The panel held, after reviewing the prevailing-party question de novo, that Price prevailed by virtue of the final injunctive relief she obtained. Under Farrar v. Hobby (1992) 506 U.S. 103, a plaintiff prevails when relief on the merits materially alters the legal relationship between the parties by modifying the defendant’s behavior in a way that directly benefits the plaintiff, and the Supreme Court has since confirmed in Lackey v. Stinnie (2025) 604 U.S. 192 that an enforceable court order conclusively resolving the parties’ rights on the merits satisfies that test. Price’s injunction, which forced Diab and the store to take specific, enforceable steps to improve accessibility, did exactly that.
The panel held the district court’s contrary conclusion rested on a misreading of Fischer v. SJB-P.D. Inc. (9th Cir. 2000) 214 F.3d 1115. The district court had seized on language in Fischer stating that a plaintiff’s legal relationship with a defendant changes because the plaintiff can force the defendant to do something it otherwise would not have to do, reading that to mean an injunction merely requiring compliance with preexisting law does not confer prevailing-party status. But the panel explained that sentence in Fischer referred back to the settled principle that a material alteration occurs when a plaintiff becomes entitled to enforce a judgment or settlement against a defendant — and Fischer itself rejected the same “the defendant already had to comply with the law” argument that the district court accepted here, holding that the Supreme Court has never framed the prevailing-party inquiry in terms of whether a defendant’s underlying legal duty changed. The panel found this reasoning reinforced by the Supreme Court’s per curiam decision in Lefemine v. Wideman (2012) 568 U.S. 1, which reversed a court of appeals that had denied fees on the theory that an injunction “merely ordered defendants to comply with the law.”

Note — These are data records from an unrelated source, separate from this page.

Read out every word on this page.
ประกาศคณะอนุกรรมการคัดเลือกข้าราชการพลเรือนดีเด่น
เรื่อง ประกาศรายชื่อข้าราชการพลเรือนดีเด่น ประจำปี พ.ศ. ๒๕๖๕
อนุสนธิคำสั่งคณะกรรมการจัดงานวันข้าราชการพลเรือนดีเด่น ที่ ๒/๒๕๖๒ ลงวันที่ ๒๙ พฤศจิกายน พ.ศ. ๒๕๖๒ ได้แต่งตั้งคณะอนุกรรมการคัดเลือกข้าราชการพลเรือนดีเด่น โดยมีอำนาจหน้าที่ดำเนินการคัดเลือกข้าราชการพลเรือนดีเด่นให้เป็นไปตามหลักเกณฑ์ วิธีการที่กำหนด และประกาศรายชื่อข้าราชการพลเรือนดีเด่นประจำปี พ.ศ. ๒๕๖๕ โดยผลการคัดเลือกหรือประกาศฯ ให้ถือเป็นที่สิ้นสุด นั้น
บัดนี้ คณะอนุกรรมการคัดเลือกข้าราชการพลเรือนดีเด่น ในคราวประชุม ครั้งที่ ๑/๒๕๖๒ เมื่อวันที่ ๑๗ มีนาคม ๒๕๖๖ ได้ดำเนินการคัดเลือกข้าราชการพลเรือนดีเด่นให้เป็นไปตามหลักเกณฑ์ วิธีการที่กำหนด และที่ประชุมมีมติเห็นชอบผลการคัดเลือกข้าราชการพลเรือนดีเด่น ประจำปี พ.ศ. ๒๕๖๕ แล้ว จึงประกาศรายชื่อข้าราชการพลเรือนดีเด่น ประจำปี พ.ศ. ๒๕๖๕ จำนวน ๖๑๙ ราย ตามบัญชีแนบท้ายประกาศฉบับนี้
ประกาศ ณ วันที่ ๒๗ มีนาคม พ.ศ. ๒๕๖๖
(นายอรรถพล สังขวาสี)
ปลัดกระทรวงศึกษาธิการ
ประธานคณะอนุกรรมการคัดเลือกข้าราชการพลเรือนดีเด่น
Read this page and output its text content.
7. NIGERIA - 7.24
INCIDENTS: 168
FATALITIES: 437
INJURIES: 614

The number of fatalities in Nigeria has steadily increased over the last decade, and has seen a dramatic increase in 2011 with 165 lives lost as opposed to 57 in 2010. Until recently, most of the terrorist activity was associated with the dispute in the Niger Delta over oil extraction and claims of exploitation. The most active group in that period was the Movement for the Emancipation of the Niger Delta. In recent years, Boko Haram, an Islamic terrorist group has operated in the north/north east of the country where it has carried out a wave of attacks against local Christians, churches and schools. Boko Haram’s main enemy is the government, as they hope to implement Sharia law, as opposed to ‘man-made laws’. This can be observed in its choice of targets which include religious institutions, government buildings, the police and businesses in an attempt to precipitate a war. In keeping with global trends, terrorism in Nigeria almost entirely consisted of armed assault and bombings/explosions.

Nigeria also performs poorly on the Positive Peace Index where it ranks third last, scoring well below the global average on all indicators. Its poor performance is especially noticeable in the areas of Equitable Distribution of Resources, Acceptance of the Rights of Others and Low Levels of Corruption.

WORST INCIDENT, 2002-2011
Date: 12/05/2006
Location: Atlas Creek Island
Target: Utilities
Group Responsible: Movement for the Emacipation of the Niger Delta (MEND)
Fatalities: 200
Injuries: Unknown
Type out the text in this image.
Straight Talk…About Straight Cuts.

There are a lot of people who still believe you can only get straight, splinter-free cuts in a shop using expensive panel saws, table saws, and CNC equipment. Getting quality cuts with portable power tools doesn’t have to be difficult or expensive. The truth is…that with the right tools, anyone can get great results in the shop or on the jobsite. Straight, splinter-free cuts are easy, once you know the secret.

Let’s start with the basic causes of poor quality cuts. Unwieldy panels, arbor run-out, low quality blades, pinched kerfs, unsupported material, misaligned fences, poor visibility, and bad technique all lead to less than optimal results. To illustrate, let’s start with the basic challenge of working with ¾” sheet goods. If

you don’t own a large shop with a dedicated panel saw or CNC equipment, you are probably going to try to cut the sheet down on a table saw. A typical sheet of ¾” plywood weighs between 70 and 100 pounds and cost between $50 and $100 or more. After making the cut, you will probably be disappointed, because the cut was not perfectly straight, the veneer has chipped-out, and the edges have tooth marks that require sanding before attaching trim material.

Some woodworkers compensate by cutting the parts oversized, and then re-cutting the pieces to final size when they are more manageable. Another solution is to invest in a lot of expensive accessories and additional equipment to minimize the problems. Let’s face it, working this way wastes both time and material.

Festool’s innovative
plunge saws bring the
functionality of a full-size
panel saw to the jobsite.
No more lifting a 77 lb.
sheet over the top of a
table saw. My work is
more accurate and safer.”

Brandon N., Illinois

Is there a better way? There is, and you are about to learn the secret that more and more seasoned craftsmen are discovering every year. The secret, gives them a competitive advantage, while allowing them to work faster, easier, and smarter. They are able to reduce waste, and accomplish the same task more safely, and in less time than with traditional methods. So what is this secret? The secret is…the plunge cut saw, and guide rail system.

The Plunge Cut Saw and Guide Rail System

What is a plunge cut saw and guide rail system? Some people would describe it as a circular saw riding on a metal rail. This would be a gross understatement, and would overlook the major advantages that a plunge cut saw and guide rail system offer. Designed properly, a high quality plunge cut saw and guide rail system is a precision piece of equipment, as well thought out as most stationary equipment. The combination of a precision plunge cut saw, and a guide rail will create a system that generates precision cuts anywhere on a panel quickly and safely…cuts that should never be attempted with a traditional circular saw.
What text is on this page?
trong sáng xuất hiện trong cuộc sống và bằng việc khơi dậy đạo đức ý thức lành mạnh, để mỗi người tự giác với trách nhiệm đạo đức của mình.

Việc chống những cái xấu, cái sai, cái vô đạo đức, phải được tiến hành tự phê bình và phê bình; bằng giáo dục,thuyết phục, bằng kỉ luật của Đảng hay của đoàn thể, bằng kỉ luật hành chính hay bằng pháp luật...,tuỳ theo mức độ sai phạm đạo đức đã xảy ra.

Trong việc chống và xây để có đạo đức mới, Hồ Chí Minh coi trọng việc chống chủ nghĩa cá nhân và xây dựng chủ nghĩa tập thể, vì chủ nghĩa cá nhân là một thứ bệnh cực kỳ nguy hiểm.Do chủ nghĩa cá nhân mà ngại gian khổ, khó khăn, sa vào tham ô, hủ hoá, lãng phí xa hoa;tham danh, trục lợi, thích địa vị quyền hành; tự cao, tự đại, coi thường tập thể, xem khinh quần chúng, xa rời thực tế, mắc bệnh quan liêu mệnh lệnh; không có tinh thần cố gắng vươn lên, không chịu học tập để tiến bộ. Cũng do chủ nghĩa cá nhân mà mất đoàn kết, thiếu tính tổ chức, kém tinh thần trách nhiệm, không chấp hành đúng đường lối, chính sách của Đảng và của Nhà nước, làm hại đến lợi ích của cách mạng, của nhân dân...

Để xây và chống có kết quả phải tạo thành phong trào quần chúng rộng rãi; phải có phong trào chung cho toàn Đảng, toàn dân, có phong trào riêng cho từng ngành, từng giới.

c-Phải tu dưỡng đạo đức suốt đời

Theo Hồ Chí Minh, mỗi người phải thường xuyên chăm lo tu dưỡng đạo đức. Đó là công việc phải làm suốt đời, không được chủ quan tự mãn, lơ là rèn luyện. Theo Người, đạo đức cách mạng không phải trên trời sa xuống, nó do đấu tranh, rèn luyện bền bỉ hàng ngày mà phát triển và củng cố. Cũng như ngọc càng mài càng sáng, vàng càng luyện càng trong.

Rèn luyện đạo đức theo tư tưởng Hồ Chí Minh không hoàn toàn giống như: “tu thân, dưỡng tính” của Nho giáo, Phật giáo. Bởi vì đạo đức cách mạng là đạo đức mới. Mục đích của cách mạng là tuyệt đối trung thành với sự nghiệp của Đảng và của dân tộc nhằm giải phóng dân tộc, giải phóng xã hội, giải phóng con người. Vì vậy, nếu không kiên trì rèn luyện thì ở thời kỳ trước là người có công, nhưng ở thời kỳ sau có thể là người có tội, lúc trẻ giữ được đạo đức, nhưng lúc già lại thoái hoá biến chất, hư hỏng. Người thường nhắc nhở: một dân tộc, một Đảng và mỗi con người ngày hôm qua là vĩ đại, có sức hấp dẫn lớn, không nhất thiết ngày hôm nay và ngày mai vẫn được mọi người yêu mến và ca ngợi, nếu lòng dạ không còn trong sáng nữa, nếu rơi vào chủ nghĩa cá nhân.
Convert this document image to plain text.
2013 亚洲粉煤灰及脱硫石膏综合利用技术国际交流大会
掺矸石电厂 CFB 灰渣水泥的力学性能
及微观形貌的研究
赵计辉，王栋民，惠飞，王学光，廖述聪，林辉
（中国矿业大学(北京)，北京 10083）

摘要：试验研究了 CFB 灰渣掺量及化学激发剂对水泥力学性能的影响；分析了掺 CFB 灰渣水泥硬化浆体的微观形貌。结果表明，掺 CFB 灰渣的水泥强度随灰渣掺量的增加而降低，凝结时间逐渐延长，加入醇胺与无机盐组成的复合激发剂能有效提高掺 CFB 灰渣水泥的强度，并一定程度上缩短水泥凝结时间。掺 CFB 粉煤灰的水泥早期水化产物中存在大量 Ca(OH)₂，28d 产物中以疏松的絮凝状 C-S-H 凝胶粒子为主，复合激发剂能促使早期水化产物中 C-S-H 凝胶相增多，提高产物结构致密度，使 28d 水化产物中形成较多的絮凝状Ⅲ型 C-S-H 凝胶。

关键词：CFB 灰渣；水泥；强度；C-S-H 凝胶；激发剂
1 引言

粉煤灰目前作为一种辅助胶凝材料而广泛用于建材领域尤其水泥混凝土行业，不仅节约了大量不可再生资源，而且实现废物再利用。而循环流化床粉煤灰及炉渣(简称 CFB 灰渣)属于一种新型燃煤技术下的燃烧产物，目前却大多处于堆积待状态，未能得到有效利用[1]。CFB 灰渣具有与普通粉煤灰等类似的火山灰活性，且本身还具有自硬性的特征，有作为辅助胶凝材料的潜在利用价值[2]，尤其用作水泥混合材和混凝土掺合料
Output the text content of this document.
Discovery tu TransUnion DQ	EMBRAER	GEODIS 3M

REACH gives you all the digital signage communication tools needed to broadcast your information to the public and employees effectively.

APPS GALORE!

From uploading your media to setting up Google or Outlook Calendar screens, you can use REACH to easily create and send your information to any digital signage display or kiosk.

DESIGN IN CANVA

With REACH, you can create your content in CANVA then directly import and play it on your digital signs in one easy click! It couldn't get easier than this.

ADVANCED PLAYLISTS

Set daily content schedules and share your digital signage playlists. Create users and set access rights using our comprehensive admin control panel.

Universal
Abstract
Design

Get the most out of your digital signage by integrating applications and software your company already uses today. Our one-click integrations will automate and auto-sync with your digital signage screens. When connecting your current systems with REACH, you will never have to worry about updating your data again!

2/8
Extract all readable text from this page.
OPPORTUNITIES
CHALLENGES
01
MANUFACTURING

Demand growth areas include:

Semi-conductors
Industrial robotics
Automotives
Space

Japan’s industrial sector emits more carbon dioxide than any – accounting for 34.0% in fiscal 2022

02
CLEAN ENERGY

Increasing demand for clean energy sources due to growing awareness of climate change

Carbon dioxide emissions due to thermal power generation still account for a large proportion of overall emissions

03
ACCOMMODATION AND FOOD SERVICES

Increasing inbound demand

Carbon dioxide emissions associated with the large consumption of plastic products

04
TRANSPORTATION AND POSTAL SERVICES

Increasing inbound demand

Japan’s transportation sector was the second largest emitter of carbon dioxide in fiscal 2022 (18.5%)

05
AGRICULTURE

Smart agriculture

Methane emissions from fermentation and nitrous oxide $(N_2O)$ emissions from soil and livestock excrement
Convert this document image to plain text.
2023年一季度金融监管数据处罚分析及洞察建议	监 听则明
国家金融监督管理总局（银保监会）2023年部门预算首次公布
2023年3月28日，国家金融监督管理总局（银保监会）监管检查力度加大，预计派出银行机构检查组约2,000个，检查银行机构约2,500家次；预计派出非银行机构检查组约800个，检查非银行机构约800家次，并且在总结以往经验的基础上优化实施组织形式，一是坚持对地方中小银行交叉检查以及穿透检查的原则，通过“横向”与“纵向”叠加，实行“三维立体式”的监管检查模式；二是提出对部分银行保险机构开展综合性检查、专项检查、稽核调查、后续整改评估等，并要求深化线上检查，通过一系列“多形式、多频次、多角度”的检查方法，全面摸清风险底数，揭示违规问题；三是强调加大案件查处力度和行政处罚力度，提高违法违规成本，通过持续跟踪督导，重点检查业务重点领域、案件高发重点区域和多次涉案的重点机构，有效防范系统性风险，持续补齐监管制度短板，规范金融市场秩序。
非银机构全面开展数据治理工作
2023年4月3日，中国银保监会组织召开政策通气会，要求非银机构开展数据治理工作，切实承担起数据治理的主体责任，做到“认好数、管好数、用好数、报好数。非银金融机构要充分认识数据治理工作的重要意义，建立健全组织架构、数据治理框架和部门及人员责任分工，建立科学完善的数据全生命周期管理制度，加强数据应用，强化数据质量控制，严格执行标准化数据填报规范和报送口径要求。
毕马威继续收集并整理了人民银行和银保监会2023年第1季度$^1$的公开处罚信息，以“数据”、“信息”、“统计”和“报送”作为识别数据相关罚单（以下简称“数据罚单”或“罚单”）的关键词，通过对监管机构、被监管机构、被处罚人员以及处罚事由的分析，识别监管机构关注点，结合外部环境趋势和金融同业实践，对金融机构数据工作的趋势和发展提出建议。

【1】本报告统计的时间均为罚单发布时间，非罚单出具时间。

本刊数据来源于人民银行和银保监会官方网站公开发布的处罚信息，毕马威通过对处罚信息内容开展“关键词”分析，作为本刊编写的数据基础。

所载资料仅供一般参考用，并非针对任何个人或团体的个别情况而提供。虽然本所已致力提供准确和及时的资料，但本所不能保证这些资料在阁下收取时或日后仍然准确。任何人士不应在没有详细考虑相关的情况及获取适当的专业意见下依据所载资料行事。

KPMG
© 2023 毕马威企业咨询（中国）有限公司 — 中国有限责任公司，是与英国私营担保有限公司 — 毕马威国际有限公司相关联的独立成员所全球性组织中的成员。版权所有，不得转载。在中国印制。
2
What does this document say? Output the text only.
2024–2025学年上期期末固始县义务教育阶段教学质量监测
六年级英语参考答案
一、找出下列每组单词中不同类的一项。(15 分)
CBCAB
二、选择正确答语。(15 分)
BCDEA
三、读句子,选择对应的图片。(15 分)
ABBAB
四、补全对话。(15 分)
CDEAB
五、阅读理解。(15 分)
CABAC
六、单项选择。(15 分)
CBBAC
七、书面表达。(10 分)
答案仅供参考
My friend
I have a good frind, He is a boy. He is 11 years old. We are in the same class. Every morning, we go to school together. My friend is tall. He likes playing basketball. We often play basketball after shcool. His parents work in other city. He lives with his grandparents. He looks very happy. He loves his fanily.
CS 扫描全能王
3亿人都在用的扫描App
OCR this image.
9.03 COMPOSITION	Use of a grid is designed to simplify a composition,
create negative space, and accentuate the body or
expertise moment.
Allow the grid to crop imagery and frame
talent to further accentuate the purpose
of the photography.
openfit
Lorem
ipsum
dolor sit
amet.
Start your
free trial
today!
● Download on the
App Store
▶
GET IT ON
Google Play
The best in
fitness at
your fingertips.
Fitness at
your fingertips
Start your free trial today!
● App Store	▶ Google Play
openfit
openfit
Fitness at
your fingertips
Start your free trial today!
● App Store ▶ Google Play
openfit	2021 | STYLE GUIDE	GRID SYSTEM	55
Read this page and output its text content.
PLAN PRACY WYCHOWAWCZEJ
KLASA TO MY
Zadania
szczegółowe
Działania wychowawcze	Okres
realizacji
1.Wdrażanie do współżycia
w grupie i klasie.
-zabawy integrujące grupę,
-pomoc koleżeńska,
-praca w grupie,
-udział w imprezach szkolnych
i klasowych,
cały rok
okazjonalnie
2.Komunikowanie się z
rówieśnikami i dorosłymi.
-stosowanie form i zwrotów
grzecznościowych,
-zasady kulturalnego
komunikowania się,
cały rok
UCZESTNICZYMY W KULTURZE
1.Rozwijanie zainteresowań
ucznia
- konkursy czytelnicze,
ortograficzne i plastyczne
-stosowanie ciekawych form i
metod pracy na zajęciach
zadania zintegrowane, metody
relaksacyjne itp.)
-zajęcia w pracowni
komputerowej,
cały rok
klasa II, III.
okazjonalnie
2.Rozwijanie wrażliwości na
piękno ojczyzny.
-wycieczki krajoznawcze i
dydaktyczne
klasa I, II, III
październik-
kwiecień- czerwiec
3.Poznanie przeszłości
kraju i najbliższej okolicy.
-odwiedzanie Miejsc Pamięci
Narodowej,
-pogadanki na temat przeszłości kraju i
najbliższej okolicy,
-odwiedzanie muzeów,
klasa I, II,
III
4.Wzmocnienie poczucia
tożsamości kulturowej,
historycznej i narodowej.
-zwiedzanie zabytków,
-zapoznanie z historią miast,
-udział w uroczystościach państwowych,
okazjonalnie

The panel also rejected two narrower grounds the district court had invoked. First, relying on Fischer and on the Supreme Court’s decision in Buckhannon Board & Care Home, Inc. v. West Virginia Department of Health and Human Resources (2001) 532 U.S. 598, the panel confirmed that a plaintiff can be a prevailing party based exclusively on injunctive relief, without any award of money damages. Second, the panel held that a default judgment is itself an enforceable judgment on the merits sufficient to confer prevailing-party status, citing Vogel v. Harbor Plaza Center, LLC (9th Cir. 2018) 893 F.3d 1152, and that the relief Price obtained was not the kind of merely technical, insignificant victory that Farrar found insufficient.
On the amount of fees, the panel left that determination to the district court in the first instance but addressed one argument along the way. Price’s counsel had not disputed reusing a fee-motion template from a different case, but argued on appeal that the resulting errors, including the incorrect pronouns, were “irrelevant editing mistakes.” The panel rejected that characterization, explaining that such errors reflect a lack of diligence relevant to the quality of representation courts may weigh in setting a reasonable fee. The panel noted its own precedent allows a reduced fee award in a “straightforward” ADA case with boilerplate pleadings and little opposition, citing Shayler v. 1310 PCH, LLC (9th Cir. 2022) 51 F.4th 1015, and left it to the district court to weigh those concerns in calculating a reasonable award now that Price has been confirmed as the prevailing party.